As wonderful as these figures are, I’m not jumping up and down with glee. The NEA’s literature reports, which began in 1982, have stuck to the same set of questions in order to have comparable data. But the last two, much gloomier reports -- ‘To Read or Not to Read’ and ‘Reading at Risk’ -- have had to figure out how to add questions that would accurately measure online reading. Initially, online reading didn’t count at all. Has its inclusion helped to buoy reading rates? I wish there were more detail in the executive summary.
In his introduction to the executive summary, NEA Chairman Dana Gioia -- a poet -- sets new media up in opposition to reading. He writes:
A decline in both reading and reading ability was clearly documented in the first generation of teenagers and young adults raised in a society full of videogames, cell phones, iPods, laptops, and other electronic devices.
I’m troubled by the idea that laptops are anti-literature. Clearly, much of the time people are staring at their laptops, they’re reading. I thought perhaps the report would say that the next generation of young adults found their way to literature through all the reading they do with new media. Well, here’s the next sentence:
Faced by a clear and undeniable problem, millions of parents, teachers, librarians, and civic leaders took action (inspired by thousands of journalists and scholars who publicized the issues at stake). Reading became a higher priority in families, schools, and communities. Thousands of programs, large and small, were created or significantly enhanced to address the challenge. The NEA’s Big Read program is only one conspicuous example of these myriad efforts.

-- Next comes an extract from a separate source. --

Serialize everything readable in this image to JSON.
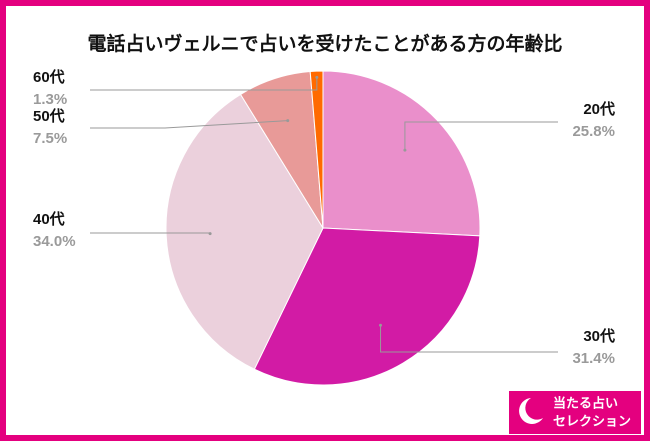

When I reported on the Big Read for the paper, I found it to be a lovely program. But the connection between offline pro-reading programs and increased reading rates seems tenuous. What other factors were considered? Did libraries expand, increasing access to books? Did people have more leisure time from 2002 to 2008, more time to sit and read? And what about those pesky laptops, after all? I’ll have to read the whole report to find out.
One last thing from the executive summary: Of every 100 of you reading this -- or other blogs, articles and essays -- 77 read literature offline. But I’m guessing you already knew that.